Much like the whirlwind of Larson's mind, the film careens wildly between its scenes. Bizarre editing forces us to jump from Larson's musical monologue, where his narration teeters on the manic, to a more or less realistic version of events in his flat and the surrounding environs. The plot is less important in this project than theme, and so the film is essentially a character study of its protagonist/narrator, which allows some forgiveness for peripatetic storytelling. Garfield's Larson is a genius, frustrated at the annoyances of the everyday world that take away from his creative time. He is occasionally mentored by his idol, the late great Stephen Sondheim (Bradley Whitford and, in a voicemail, the man himself); he also writes odd little "jingles" during the day to help pass the time and entertain his friends. He also swims regularly at the YMCA, hosts parties for theatrical friends, and sabotages his own half-hearted attempts to earn real money at a potentially soul-sucking white collar job.
Miranda clearly understands the character and the real man -- he once played Larson onstage in this musical -- and he loads the film with countless references to other shows (especially Rent), other artists, and of course, the '90s. Turning the film into a consummate work of fan service, he puts in as many famous faces and cameos as he seemingly could, especially into the most meta musical number in the show, "Sunday," which features so many stars the actual meaning of the number is almost lost behind the limelight. And that's largely true of the film as a whole: Miranda channels Larson so well that the film's pretentious delivery feels neglectful of the things that really matter, cashing in on weepy sentimentality over marginalized people even as it hamstrings their efforts to be heard. Don't believe me?
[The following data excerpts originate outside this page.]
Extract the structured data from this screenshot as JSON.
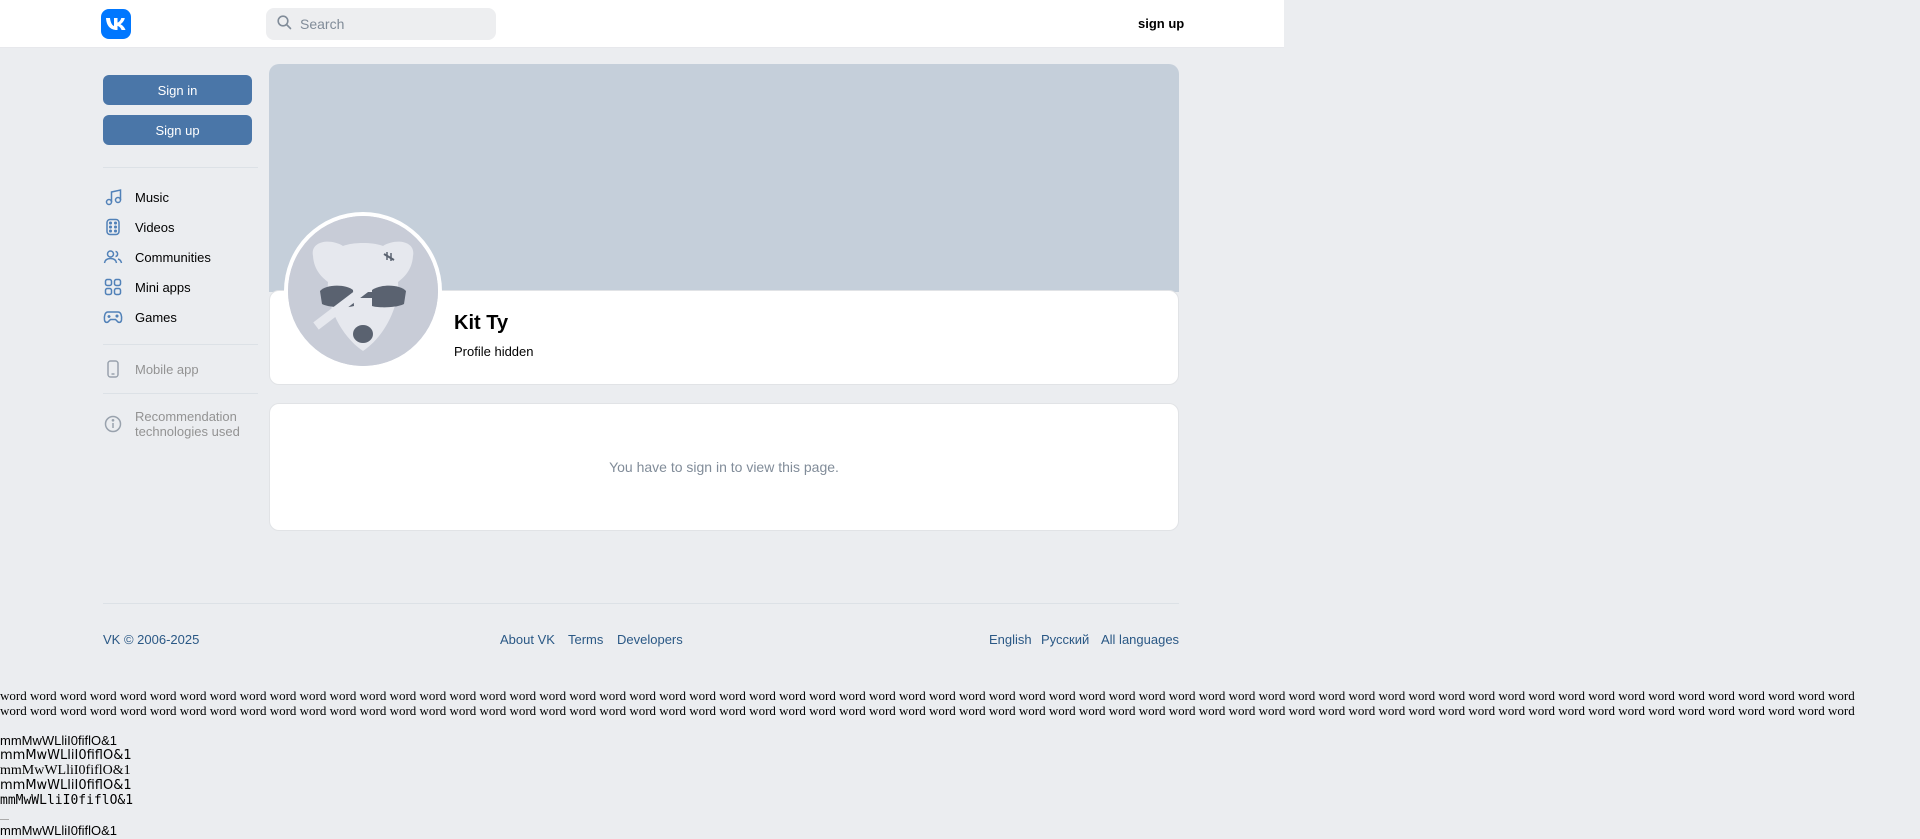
{
  "header": {
    "logo": "vk-logo",
    "search_placeholder": "Search",
    "signup_link": "sign up"
  },
  "sidebar": {
    "signin_button": "Sign in",
    "signup_button": "Sign up",
    "nav": [
      {
        "label": "Music",
        "icon": "music-note-icon"
      },
      {
        "label": "Videos",
        "icon": "video-icon"
      },
      {
        "label": "Communities",
        "icon": "users-icon"
      },
      {
        "label": "Mini apps",
        "icon": "grid-icon"
      },
      {
        "label": "Games",
        "icon": "gamepad-icon"
      }
    ],
    "mobile_app": {
      "label": "Mobile app",
      "icon": "phone-icon"
    },
    "recommendations": {
      "line1": "Recommendation",
      "line2": "technologies used",
      "icon": "info-icon"
    }
  },
  "profile": {
    "name": "Kit Ty",
    "status": "Profile hidden",
    "avatar": "deactivated-dog-avatar"
  },
  "notice": {
    "text": "You have to sign in to view this page."
  },
  "footer": {
    "copyright": "VK © 2006-2025",
    "links": [
      "About VK",
      "Terms",
      "Developers"
    ],
    "languages": [
      "English",
      "Русский",
      "All languages"
    ]
  },
  "test_text": {
    "word_line": "word word word word word word word word word word word word word word word word word word word word word word word word word word word word word word word word word word word word word word word word word word word word word word word word word word word word word word word word word word word word word word",
    "samples": [
      "mmMwWLliI0fiflO&1",
      "mmMwWLliI0fiflO&1",
      "mmMwWLliI0fiflO&1",
      "mmMwWLliI0fiflO&1",
      "mmMwWLliI0fiflO&1",
      "mmMwWLliI0fiflO&1"
    ]
  },
  "colors": {
    "accent": "#0077ff",
    "button": "#4a76a8",
    "cover": "#c5cfda",
    "background": "#ebedf0",
    "link": "#2a5885"
  }
}
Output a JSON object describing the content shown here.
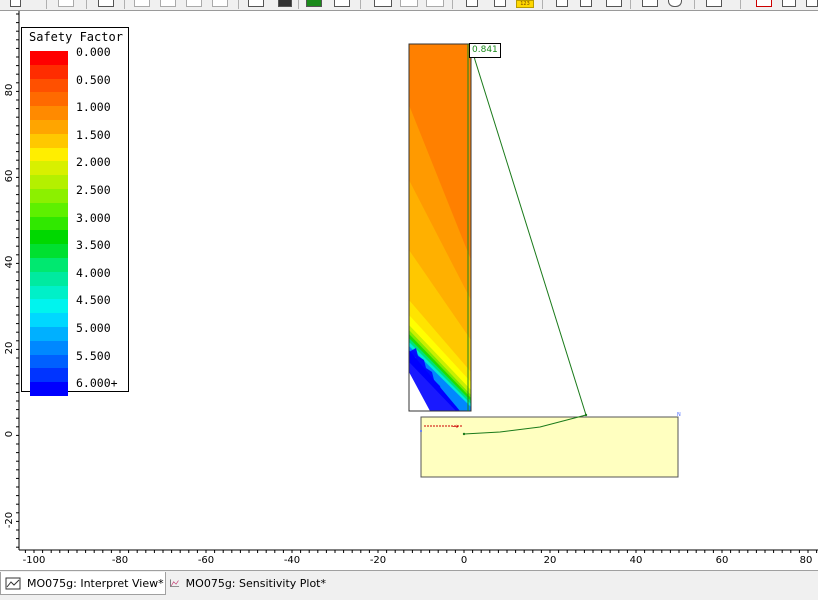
{
  "legend": {
    "title": "Safety Factor",
    "entries": [
      {
        "label": "0.000",
        "colors": [
          "#ff0000",
          "#ff2c00"
        ]
      },
      {
        "label": "0.500",
        "colors": [
          "#ff5000",
          "#ff6a00"
        ]
      },
      {
        "label": "1.000",
        "colors": [
          "#ff8a00",
          "#ffa500"
        ]
      },
      {
        "label": "1.500",
        "colors": [
          "#ffc800",
          "#ffee00"
        ]
      },
      {
        "label": "2.000",
        "colors": [
          "#d8f000",
          "#b4f000"
        ]
      },
      {
        "label": "2.500",
        "colors": [
          "#8cf000",
          "#5ef000"
        ]
      },
      {
        "label": "3.000",
        "colors": [
          "#30e800",
          "#00d800"
        ]
      },
      {
        "label": "3.500",
        "colors": [
          "#00e030",
          "#00e870"
        ]
      },
      {
        "label": "4.000",
        "colors": [
          "#00eaa0",
          "#00f0c8"
        ]
      },
      {
        "label": "4.500",
        "colors": [
          "#00f4ee",
          "#00d8ff"
        ]
      },
      {
        "label": "5.000",
        "colors": [
          "#00b0ff",
          "#0088ff"
        ]
      },
      {
        "label": "5.500",
        "colors": [
          "#0060ff",
          "#0034ff"
        ]
      },
      {
        "label": "6.000+",
        "colors": [
          "#0000ff"
        ]
      }
    ]
  },
  "axes": {
    "x_ticks": [
      "-100",
      "-80",
      "-60",
      "-40",
      "-20",
      "0",
      "20",
      "40",
      "60",
      "80"
    ],
    "y_ticks": [
      "80",
      "60",
      "40",
      "20",
      "0",
      "-20"
    ]
  },
  "model": {
    "critical_factor_label": "0.841",
    "point_label": "N",
    "load_label": "→"
  },
  "tabs": [
    {
      "label": "MO075g: Interpret View*",
      "active": true
    },
    {
      "label": "MO075g: Sensitivity Plot*",
      "active": false
    }
  ],
  "toolbar": {
    "badge": "123"
  }
}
Check out that, after Michael reveals his diagnosis, his solo "Real Life" is limited in the film to him crying and gazing out a window as he repeats the four-word chorus and none of the actual song.
And then there's the film's weird push to act like a documentary, using what appears to be stock footage in a small frame to apparently dramatize Larson's young, brief life, and using the actors for voiceover narration, twice referencing his untimely death and often explicitly tying this work to Rent. It's possibly the most heavy-handed directing and writing I've seen all year, and it felt more overwhelming than entertaining.